Друзья говорили о свойственном ему «угрюмстве» и «хандре» (Корней Чуковский), о чувствовавшемся в нем «неясном напряжении, неуверенности, тревоге» (Вениамин Каверин). Тот же Корней Иванович замечает: «Когда „угрюмство“ слишком донимало его, он уходил от семьи и ближайших друзей... И каких только не делал усилий, чтобы принудить себя к жизнелюбию! В те часы, когда его тянуло в уединение, он заставлял себя идти к веселящимся людям и с ними разделять их веселье». И еще: «В эту пору он не раз уверял, что писатель обязан быть жизнелюбивым, духовно здоровым, братски расположенным к людям».
Утесову повезло: по его словам, Зощенко стал одним из лучших друзей, что были в жизни. «Мы дружили, мы любили друг друга», – признавался он.
Михаил Михайлович регулярно приходил (превозмогая себя?) в «Свободный театр» слушать исполнение своих рассказов. Садился в ложу, старался оставаться не замеченным и Утесовым, и публикой. Не смеялся. Глаза его оставались грустными. Он внимательно следил, где и как смеются зрители.
Последствия оказались неожиданными.
– Понимаешь, Ледя, – сказал он Утесову, – я убедился: одно дело рассказ, предназначенный для печати, другое – для тебя.
И передал ему исправленный (и как!) текст «Жениха», что слушал накануне. Начало рассказа было перечеркнуто красным карандашом: «На днях женился Егорка Басов. Взял он бабу себе здоровую, мордастую, пудов на пять весом. Вообще, повезло человеку.
Перед тем Егорка Басов три года ходил вдовцом – никто не шел за него. А сватался Егорка чуть не к каждой... Даже к хромой солдатке из «Местечка». Да дело расстроилось из-за пустяков.
Об этом сватовстве Егорка Басов любил поговорить.
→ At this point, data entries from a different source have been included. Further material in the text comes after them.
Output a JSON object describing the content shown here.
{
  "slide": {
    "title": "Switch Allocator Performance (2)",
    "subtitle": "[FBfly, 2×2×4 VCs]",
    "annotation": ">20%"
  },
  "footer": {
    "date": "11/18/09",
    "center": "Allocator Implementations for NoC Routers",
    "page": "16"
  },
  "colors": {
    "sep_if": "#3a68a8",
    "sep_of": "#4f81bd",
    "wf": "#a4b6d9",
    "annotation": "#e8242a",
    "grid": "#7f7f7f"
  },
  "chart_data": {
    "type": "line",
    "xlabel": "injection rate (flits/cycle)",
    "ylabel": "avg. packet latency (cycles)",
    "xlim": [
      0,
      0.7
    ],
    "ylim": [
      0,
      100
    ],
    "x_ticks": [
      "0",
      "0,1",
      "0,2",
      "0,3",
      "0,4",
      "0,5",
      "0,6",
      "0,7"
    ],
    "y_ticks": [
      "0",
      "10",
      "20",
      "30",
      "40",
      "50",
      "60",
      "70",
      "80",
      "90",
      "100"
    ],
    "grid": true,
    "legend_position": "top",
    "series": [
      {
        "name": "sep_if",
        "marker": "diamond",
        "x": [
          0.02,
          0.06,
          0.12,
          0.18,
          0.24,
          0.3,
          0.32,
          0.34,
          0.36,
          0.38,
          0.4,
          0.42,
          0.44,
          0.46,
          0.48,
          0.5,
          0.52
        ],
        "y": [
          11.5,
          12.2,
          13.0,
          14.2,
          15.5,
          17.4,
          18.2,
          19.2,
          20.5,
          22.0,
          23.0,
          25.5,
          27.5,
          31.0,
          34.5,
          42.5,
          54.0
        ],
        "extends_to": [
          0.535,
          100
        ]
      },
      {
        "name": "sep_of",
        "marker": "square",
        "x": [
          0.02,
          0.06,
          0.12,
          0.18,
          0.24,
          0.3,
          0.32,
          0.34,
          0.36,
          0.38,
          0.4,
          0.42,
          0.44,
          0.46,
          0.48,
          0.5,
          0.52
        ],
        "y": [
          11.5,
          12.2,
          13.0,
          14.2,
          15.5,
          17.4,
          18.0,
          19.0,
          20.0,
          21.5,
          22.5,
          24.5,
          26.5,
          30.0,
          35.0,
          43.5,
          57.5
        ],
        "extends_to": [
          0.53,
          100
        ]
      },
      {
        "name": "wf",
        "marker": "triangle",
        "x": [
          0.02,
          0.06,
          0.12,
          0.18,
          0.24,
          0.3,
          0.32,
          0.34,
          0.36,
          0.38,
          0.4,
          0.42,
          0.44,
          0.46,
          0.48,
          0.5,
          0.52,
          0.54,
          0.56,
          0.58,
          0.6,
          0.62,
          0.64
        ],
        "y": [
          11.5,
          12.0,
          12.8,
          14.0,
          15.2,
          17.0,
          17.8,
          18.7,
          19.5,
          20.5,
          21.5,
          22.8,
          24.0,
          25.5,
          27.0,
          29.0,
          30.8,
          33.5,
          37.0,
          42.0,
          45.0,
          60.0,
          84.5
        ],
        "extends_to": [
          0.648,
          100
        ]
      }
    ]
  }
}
При этом врал он неимоверно, всякий раз сообщая все новые и удивительные подробности.
Все мужики наизусть знали эту историю, но при всяком удобном случае упрашивали Егорку рассказать сначала, заранее давясь от смеха.
– Так как же ты, Егорка, сватовался-то? – спрашивали мужики, подмигивая.
– Да так уж, – говорил Егорка, – обмишурился.
– Заторопился, что ли?
– Заторопился, – говорил Егорка».
С таким началом рассказ был напечатан в декабре 1923-го в журнале «Вошь». Таким Утесов выучил его, таким читал и в «Свободном театре». Вместо всего этого Зощенко написал своим четким почерком:
«Чтой-то, братцы мои, народ пошел какой-то торопливый. Торопятся, что на пожар. Ей-богу, правда!
Раньше, бывало, сидит человек за столом – пять часов обедает, а нынче час или два посидел, и будет – сыт. Смешная жизнь.
Раньше, скажем, жених восемь лет к невесте ходит, высматривает, какая она есть – блондинка или она брунетка. И чего она умеет, может ли она пуговицу к подштанникам пришить или не может. И не хромая ли она и не косит ли на правый глаз.
А теперича – сегодня встретились, завтра увиделись, на луну посмотрели и женятся.
Смешная жизнь. Торопятся все.
А я, братцы мои, и сам заторопился».
– Прости, тебе придется «Жениха» переучивать, – извинился Зощенко, – но мне кажется, это начало лучше. Если ты согласен, конечно.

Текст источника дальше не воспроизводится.